Yes, folks, the mall. A place where, at this time of year, one is just as likely to get lost or trampled as sit on Santa's lap. On our three mile walk to the entrance from the parking lot, I advised the girls to hold me down and force-feed me lemonade if I started to panic. They promised they would. Then I remembered how lemonade gives me a sugar high, and they said they'd make me breathe into a paper bag instead.

Be-chile-dazzled

But as with most things, the anticipation was far worse than the experience. And though I spent more time in Wet Seal than I'd like to admit to anyone over the age of 25, I was quite impressed with the girls' efficient decision-making ability, buying one gift every fifteen minutes on average.

Does it matter that most gifts were opened as soon as we got home, including some meant for other friends, that were opened and played with until they broke?
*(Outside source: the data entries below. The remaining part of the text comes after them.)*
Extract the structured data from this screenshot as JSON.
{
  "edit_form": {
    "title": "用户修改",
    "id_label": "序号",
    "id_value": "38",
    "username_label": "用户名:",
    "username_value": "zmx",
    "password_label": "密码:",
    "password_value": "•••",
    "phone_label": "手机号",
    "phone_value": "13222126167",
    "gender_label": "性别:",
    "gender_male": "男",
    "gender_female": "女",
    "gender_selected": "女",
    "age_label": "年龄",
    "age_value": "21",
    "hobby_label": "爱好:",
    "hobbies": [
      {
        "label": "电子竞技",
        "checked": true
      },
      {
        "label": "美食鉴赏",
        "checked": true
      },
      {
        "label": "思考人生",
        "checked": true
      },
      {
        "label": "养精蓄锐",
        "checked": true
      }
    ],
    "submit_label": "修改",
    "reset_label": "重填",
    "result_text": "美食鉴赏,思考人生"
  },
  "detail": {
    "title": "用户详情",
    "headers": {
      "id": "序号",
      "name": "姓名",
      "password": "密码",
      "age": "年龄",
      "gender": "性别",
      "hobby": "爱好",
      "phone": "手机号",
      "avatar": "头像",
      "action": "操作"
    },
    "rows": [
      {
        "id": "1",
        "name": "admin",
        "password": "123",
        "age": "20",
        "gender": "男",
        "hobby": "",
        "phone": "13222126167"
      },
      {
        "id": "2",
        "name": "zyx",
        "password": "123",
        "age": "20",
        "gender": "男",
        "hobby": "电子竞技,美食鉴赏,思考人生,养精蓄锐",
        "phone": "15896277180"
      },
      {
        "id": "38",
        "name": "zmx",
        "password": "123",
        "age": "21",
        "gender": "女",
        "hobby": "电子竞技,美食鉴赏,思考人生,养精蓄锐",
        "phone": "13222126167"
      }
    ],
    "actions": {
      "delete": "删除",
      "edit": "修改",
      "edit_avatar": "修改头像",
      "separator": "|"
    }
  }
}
Not in the least. We had a blast.

I got so excited, I went shopping again two days later with my Dragon Boy. We shopped for his mommy. We shopped for his dog. And then, of course, we shopped for him with the allowance money he had left. We even managed a ride on the carrousel at the mall. Then we went home and unpacked and wrapped our treasure.

So maybe it's just that I need to lighten up; not put so much expectation on one ribbon-laced box. And don't give seasons one and two of Glee to anyone for any reason.